Mr. Ahluwalia noted that following the changes in the economic scenario, both globally and at home, once the new growth numbers are discussed internally, they would be placed before the NDC for inclusion in the Plan document.

The NDC, presided over by Prime Minister Manmohan Singh, is expected to meet in September.

Barring the changes in growth numbers, work on the Plan document is on track. “We have targeted the NDC meeting in September. I think we are on track,” Mr. Ahluwalia said while pointing out that in the run-up to the NDC meeting, a meeting of the full Planning Commission chaired by Dr. Singh was likely to be convened next month.

As for the expected GDP growth during the current fiscal year, Mr. Ahluwalia said: “Given that the world economy deteriorated very sharply over the last year, the growth rate in the first of year of the Plan (2012-13) is likely to be 6.5-7 per cent.”

At the day-long conference, Principal Advisor Pronab Sen made a presentation before the state planning board chiefs to explain why it would be “difficult to grow faster than 8 per cent, without being more efficient in our use of resources”. For one, the XII Plan has begun at a time when the economic conditions are not favourable and, therefore, a new strategy would have to be put in place to achieve higher growth. Such a strategy would involve optimal utilisation of natural resources and improvement in credit flow to small units, agriculture and the infrastructure sector.

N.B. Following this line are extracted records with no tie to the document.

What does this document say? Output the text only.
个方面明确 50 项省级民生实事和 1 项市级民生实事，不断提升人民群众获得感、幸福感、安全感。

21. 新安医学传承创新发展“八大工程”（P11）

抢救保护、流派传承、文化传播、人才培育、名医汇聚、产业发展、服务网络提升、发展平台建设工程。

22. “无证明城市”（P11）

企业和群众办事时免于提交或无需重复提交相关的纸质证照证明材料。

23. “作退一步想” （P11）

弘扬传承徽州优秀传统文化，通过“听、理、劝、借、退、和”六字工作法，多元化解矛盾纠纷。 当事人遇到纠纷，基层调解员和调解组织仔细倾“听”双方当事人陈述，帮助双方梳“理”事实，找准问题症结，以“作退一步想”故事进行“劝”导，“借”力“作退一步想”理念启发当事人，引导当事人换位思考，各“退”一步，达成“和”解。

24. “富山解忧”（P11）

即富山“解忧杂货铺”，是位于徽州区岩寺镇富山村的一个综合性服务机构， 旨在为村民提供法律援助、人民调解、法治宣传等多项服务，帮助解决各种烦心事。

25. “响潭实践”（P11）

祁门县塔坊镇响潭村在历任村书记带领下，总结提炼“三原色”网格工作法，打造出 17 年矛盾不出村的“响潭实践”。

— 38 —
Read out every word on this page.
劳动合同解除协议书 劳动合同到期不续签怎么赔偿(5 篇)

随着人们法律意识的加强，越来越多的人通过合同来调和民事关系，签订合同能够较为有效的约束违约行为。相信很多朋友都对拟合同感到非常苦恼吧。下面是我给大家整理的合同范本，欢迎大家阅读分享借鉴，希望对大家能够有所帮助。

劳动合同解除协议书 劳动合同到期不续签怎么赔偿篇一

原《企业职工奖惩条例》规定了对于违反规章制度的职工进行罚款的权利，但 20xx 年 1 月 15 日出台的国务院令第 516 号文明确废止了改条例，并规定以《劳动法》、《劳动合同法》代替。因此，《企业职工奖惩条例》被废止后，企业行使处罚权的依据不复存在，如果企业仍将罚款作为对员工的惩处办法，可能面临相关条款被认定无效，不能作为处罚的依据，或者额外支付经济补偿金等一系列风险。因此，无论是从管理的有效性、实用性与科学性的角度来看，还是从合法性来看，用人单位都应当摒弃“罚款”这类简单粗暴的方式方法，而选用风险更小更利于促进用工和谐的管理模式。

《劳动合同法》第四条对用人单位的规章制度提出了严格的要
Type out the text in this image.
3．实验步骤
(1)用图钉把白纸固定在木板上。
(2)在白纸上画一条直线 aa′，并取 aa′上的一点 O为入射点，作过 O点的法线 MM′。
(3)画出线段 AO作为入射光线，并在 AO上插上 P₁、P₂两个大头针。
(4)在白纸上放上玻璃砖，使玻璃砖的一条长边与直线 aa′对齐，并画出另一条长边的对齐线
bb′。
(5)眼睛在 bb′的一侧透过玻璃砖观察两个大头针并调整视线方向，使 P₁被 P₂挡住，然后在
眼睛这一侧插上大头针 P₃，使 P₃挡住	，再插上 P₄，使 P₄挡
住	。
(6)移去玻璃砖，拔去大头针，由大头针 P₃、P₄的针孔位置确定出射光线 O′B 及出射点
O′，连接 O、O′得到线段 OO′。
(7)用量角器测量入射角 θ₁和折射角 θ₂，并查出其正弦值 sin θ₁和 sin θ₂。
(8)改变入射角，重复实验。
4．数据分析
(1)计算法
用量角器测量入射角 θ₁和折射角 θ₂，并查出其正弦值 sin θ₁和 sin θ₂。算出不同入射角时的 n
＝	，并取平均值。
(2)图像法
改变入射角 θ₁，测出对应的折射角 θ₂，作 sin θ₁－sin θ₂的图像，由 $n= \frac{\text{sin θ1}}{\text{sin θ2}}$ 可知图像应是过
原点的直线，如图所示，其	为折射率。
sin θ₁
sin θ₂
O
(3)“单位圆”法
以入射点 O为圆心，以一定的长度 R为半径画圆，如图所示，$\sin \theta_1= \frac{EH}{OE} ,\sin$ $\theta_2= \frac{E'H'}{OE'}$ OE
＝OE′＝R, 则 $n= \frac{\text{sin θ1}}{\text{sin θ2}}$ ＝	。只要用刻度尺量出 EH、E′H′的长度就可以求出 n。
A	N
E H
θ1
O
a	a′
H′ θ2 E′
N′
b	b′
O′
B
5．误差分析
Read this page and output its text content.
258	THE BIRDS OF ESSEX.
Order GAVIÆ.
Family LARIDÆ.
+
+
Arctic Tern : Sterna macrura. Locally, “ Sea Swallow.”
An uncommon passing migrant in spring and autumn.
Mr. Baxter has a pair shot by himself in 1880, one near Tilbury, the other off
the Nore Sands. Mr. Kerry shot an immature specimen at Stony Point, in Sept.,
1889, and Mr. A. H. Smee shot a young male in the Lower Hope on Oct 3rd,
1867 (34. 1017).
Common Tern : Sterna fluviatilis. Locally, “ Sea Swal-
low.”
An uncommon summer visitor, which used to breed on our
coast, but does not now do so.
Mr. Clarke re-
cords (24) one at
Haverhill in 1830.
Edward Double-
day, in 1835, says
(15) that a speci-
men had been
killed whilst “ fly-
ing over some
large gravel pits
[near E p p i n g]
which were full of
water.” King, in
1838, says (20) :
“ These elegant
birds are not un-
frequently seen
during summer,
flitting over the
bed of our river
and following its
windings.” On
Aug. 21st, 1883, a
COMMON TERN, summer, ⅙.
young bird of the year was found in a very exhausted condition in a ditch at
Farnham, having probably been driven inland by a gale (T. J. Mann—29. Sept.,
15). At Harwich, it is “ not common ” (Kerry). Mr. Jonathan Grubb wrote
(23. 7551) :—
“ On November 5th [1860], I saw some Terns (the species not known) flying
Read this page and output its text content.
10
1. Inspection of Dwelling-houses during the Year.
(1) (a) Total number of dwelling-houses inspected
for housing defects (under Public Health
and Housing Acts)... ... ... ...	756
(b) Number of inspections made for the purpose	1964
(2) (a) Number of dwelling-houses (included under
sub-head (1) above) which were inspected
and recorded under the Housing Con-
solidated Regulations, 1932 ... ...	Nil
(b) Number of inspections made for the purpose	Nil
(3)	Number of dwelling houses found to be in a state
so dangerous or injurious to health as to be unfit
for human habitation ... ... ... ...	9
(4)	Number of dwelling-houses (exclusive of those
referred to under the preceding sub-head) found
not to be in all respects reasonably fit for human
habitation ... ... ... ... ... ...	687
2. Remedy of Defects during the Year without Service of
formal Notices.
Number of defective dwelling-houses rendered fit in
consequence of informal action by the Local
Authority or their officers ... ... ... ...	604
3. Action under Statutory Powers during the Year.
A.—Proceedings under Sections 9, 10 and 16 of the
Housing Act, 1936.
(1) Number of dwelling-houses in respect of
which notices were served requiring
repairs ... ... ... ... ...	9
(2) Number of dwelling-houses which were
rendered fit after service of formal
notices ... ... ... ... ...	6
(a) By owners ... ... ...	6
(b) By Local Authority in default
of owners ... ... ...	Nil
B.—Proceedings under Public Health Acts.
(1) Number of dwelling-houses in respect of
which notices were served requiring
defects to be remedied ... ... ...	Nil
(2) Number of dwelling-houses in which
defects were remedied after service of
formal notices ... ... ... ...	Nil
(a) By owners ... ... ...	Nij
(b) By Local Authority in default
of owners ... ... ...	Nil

However, if the Plan target is to achieve a growth rate of 9 per cent, the country would need to expand exports by 20 per cent each year for the five-year period and increase its engagement with the world to lure more foreign investments, Dr. Sen said.

Another scenario would be to opt for a GDP expansion of 8.5 per cent wherein the country’s economy would have to maintain a farm growth rate of 4 per cent along with manufacturing growth at the rate of 10.5 per cent.

This apart, it would have to generate 25 million new work opportunities in the non-farm sector and raise the green cover by one million hectare each year.

Alongside, the number of people below the poverty line would also have to be reduced by 10 per cent during the five-year period, or by an average 2 per cent each year, if a GDP growth of 8.5 per cent is to be achieved, he said.